The native plugins have each a different way of binding to Unity C# code.
Windows and iOS plugins must expose C functions that are manually bound to C# static methods. Together those C functions form an API which is exist specifically to be used from Unity. They make use of the C++ and Objective-C classes of their respective plugins
For Android plugins, Unity offers C# proxy classes that automatically bind to Java classes, so there is no need to build an API specific for Unity.
Each native plugin has a C# {PlatformName}NativeInterfaceImpl class counterpart in Unity. They handle all the requirements for achieving proper code and data marshaling (which is the exchange of execution flow and data between plugins and Unity) for their platform.
The NativeInterface static class gives a single entry point to the plugins functionalities for the Unity developer regardless of the platform. It instantiates the correct {PlatformName}NativeInterfaceImpl at runtime and simply forwards calls to it.
Bluetooth scanning results are returned in JSON format by the plugins. The Unity JSON library is used for parsing the data into a NativeAdvertisementDataJson instance, which content is then stored in a ScannedPeripheral instance.
The later represents a Bluetooth Low Energy (BLE) peripheral that was scanned at a certain point in time. It is then used by the software to identify a specific peripheral when trying to connect to one, whether using the NativeInterface or the Central classes.
The chart below shows those different layers:
When dealing with Bluetooth Low Energy (BLE) peripherals and specifically Pixels, one may want to subscribe to events for being notified of a state change (like a die being rolled).
The chart below shows the workflow of subscribing to Pixels events and reading their associated data.
The software must first scan for peripherals to identify which one to connect to. A Pixel dice advertise specific BLE services and thus can be easily filtered out during a scan.
Once a die is found, the software may connect to it.
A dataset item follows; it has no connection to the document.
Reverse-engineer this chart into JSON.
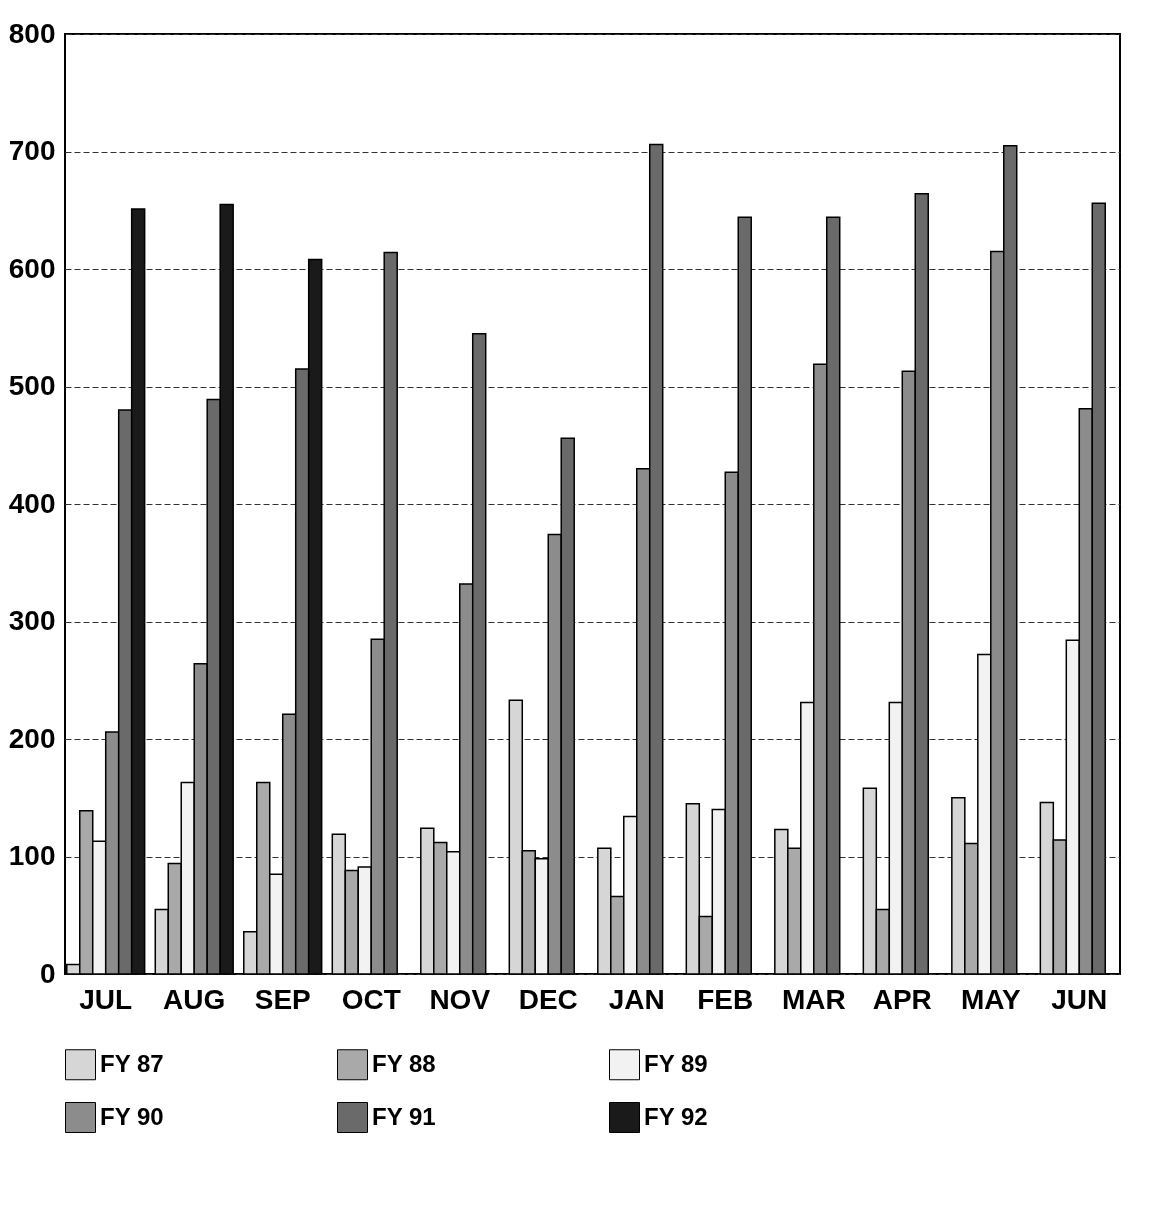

Upon success it can subscribe to the characteristic (a BLE communication channel) that notifies of rolling dice events.
It may also write to another characteristic to send messages to the die and, for example, request its current state (which face is up, battery level, etc.).
When the die is rolled (or upon other events), the characteristic value (its data) is changed to reflect that event. The software is the notified of this change through the subscription and can process the event data accordingly.
The chart below presents the execution flow of code when connecting to a peripheral.
The connect method of Central (or NativeInterface) is called by the software. It takes an instance of a ScannedPeripheral as an argument. The call is then forwarded to the appropriate {PlatformName}NativeInterfaceImpl instance which handles the technical details of marshaling it to the native plugin.
When running on Windows or iOS, the C connect function is called through marshaling, which in turn retrieves the correct C++ Peripheral or Objective-C SGBlePeripheralQueue instance and calls its connect method.
When running on Android, the correct Java Peripheral object is directly retrieved in C# and its connect method is invoked from Unity.
Connecting to a peripheral and most other BLE requests are asynchronous. While such calls return almost immediately, the Operating System continues processing the request on a background thread and execute a callback to notify of its outcome.
Such callbacks are then processed by the native code and forwarded back to the C# code through marshalling. Finally the proper C# handler is invoked with the request result.
Each native plugin implements classes that offer a simplified access to Bluetooth Low Energy features. Those classes are designed to be as consistent as possible across the different platforms while still staying true to their platform specific APIs and coding style.
This makes it possible to both have a similar workflow for the different platforms while retaining access to some of their unique features.
See the Modules documentation to get a more in depth description of the Windows, iOS and Android native implementations.